Interesante publicación en el NEJM.
N Engl J Med 2016; 375:454-463August 4, 2016DOI: 10.1056/NEJMra1510059
Pragmatism in clinical trials arose from concerns that many trials did not adequately inform practice because they were optimized to determine efficacy.1 Because such trials were performed with relatively small samples at sites with experienced investigators and highly selected participants, they could be overestimating benefits and underestimating harm. This led to the belief that more pragmatic trials, designed to show the real-world effectiveness of the intervention in broad patient groups, were required. Medical researchers, both academic and commercial, must deliver health care innovations (drugs, devices, or other interventions) that are safe, beneficial, and cost-effective, and they must identify the subgroups for whom the innovation will provide the greatest benefit relative to risk. A broad view of an intervention, including approaches to improve its effectiveness, is critical. An ideal trial includes a population that is relevant for the intervention, a control group treated with an acceptable standard of care, and outcomes that are meaningful, and it must be conducted and analyzed at a high standard of quality.
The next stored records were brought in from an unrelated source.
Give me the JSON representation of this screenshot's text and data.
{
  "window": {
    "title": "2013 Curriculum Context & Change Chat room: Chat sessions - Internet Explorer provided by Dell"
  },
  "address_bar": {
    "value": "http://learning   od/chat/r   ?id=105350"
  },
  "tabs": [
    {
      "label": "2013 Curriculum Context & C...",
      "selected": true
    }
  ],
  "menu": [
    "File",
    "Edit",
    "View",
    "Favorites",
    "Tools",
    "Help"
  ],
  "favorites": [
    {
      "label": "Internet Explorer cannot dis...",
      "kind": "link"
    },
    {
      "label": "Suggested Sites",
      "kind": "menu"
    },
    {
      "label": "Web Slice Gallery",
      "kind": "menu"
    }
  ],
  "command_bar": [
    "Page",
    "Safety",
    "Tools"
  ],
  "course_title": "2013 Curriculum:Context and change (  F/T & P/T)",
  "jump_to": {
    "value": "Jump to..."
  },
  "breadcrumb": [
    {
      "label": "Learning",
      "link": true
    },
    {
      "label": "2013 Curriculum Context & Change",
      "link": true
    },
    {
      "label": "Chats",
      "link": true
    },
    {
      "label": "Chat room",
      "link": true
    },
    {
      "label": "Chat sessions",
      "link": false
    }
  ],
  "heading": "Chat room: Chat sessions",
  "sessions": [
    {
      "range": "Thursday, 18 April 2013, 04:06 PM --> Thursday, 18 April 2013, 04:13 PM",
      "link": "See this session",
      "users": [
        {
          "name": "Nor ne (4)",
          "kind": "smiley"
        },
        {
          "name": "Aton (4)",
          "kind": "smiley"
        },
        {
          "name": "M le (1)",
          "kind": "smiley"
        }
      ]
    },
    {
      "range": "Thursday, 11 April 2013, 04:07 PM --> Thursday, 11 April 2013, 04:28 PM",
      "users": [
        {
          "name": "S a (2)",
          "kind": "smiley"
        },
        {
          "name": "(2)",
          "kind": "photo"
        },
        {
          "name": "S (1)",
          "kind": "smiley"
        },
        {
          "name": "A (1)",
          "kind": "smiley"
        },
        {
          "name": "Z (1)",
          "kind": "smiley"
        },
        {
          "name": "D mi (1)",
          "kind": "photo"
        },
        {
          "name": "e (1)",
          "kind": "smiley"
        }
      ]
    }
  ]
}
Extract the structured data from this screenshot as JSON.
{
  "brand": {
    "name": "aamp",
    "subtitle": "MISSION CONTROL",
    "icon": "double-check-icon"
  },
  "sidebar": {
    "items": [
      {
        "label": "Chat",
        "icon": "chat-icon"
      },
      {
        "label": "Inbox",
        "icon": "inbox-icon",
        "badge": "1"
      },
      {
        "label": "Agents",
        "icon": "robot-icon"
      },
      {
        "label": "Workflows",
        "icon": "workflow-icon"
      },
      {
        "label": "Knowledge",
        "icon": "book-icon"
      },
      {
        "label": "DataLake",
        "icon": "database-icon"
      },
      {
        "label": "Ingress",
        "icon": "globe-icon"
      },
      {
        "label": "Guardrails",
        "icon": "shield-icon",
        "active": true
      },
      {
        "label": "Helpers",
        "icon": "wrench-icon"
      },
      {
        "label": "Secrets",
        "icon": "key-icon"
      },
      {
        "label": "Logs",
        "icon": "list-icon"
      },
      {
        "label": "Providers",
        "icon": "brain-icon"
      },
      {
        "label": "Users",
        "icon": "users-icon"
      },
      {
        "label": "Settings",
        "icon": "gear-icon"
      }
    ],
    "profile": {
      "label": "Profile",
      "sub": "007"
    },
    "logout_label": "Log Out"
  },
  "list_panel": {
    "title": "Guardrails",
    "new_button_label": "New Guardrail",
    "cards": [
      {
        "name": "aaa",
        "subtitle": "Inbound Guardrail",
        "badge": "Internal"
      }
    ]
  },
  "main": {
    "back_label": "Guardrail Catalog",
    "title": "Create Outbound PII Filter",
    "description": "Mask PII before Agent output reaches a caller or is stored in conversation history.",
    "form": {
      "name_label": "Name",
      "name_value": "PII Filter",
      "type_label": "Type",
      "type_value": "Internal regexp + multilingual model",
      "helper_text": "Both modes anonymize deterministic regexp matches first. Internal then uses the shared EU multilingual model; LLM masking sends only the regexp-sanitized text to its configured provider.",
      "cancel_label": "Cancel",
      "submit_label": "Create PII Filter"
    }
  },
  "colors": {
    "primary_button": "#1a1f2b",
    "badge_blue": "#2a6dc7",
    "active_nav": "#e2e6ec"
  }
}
Pragmatic trials frequently include complex interventions, sometimes consisting of several interacting components2 and often involving the skills and experience of one or more health care professionals to deliver the intervention — for example, surgeons, physiotherapists, or cognitive behavioral therapists.
In this article, we do not provide a definitive exposition of the methods used for pragmatic trials. Rather, we explore the contexts in which a pragmatic design is most and least attractive and identify the strengths and limitations of — and challenges in implementing — pragmatic trials.”